Philosophie, Religionsphilosophie

Autor/Hrsg.:

Schockenhoff, Eberhard

Titel/Untertitel:

Zur Lüge verdammt? Politik, Justiz, Kunst, Medien, Medizin, Wissenschaft und die Ethik der Wahrheit. 2., erw. Aufl.

Verlag:

Freiburg-Basel-Wien: Herder 2005. 532 S. 8°. Kart. EUR 22,90. ISBN 978-3-451-28773-2.

Rezensent:

Elisabeth Gräb-Schmidt

Sollte Nietzsche doch Recht behalten? Ist die Lüge ein Mittel zur Lebenserhaltung, sind unsere Maskierungen die eigentliche Form der für uns bestimmten Wirklichkeit? Die Zweitauflage des Opus magnum von E. Schockenhoff ist jedenfalls ein Hinweis darauf, »dass das Thema der Lüge in Kultur und Gesellschaft im privaten, politischen und rechtlichen Raum ... in den letzten Jahren nichts an Aktualität eingebüßt« hat (3).

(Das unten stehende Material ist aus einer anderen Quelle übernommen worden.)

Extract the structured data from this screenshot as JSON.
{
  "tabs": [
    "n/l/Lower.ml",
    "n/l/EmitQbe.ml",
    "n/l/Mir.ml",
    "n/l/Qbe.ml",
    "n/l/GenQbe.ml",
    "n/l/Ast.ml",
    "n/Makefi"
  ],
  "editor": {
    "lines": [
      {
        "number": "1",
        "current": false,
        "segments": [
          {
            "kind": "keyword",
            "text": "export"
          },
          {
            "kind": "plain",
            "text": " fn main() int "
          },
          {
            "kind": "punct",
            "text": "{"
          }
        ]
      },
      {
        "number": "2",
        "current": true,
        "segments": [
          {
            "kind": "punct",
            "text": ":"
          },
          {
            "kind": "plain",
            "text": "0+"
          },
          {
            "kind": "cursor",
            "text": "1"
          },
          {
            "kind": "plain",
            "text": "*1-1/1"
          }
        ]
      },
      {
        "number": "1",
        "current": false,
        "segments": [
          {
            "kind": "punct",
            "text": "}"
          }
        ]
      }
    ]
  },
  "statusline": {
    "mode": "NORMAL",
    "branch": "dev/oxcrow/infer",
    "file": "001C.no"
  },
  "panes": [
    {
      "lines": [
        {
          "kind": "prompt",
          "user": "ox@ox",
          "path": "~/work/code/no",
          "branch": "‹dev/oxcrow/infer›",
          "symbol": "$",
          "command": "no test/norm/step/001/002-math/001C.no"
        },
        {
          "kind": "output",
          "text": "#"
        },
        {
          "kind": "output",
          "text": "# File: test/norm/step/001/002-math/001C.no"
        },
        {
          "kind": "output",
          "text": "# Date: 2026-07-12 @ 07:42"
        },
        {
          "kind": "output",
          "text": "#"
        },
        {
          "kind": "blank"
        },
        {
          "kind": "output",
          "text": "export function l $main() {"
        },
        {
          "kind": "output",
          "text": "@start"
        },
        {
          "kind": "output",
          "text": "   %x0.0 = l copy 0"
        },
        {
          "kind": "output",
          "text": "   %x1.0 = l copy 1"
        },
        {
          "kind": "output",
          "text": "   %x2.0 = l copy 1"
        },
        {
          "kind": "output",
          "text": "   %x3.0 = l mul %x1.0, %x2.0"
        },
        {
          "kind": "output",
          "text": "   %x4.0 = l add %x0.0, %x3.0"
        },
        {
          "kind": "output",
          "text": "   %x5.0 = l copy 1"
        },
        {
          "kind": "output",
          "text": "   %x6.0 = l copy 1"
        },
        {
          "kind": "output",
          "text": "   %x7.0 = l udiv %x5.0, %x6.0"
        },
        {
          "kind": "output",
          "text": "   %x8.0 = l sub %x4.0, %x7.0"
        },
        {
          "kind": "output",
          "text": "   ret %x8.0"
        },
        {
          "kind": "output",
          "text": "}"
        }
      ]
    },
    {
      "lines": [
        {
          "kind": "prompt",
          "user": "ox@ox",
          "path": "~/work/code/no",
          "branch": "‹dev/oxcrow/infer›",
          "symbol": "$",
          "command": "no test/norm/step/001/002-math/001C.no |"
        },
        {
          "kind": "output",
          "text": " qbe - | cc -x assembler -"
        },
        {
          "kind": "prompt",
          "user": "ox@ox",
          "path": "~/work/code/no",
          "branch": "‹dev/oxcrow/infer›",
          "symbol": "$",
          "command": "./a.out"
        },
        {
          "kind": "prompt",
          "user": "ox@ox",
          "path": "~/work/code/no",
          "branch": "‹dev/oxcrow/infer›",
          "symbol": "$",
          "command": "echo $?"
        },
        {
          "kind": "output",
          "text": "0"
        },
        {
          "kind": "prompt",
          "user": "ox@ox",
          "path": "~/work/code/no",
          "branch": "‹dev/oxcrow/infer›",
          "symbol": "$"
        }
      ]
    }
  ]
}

Gegenüber der Erstausgabe finden sich Erweiterungen um Ausführungen über Wahrheit und Freiheit im Bereich der Kunst sowie einer Untersuchung zur Funktion der Blasphemie im gegenwärtigen Kulturbetrieb sowie um Verweise auf die zwischenzeitlich vielfältig entstandenen Publikationen zu diesem Thema.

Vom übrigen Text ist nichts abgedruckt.